Cellular respiration occurs in the mitochondria, which are organelles found in eukaryotic cells. The mitochondria are often referred to as the “powerhouse” of the cell because they are responsible for producing most of the ATP needed for cellular processes.
The process of cellular respiration occurs in several stages, each of which takes place in a different part of the mitochondria. The first stage, glycolysis, occurs in the cytoplasm outside of the mitochondria, but the pyruvate molecules produced by glycolysis are transported into the mitochondria for the next stages of respiration.
The second stage of cellular respiration, the citric acid cycle, takes place in the mitochondrial matrix, which is the fluid-filled space inside the mitochondria. This stage involves a series of chemical reactions that break down the pyruvate molecules into carbon dioxide and energy-rich molecules such as NADH and FADH2.

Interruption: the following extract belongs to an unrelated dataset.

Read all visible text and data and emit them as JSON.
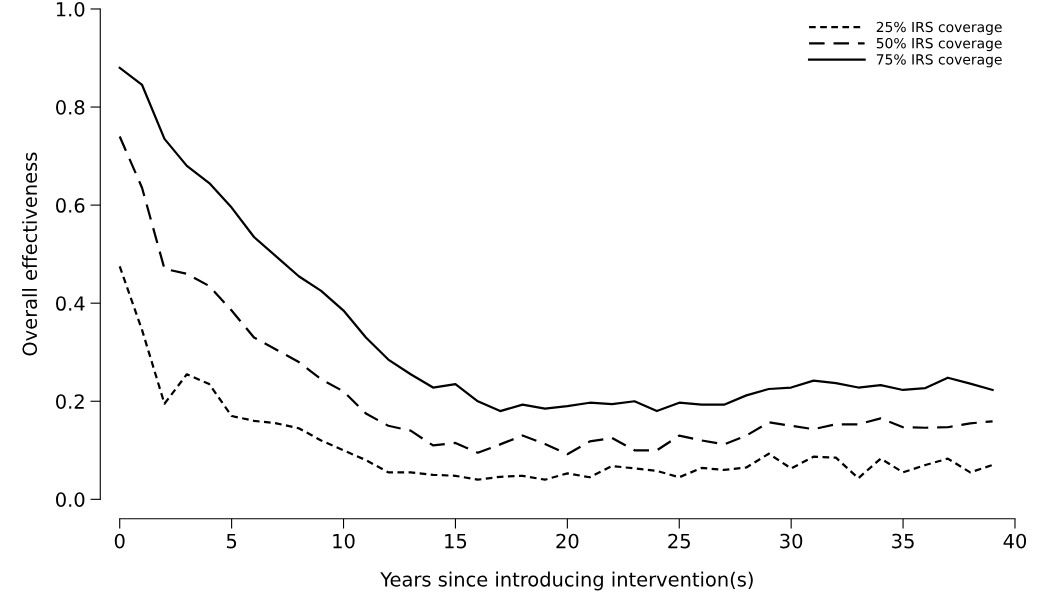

The third and final stage of cellular respiration, oxidative phosphorylation, takes place in the inner membrane of the mitochondria. This stage involves the transfer of electrons from NADH and FADH2 to oxygen through a series of electron transport chain reactions, which generates a proton gradient that is used to produce ATP through a process called chemiosmosis.
In summary, cellular respiration occurs in the mitochondria, with each stage of the process taking place in a different part of the organelle. The mitochondria are essential for the production of ATP, which is required for many cellular processes and is the primary source of energy for most living organisms.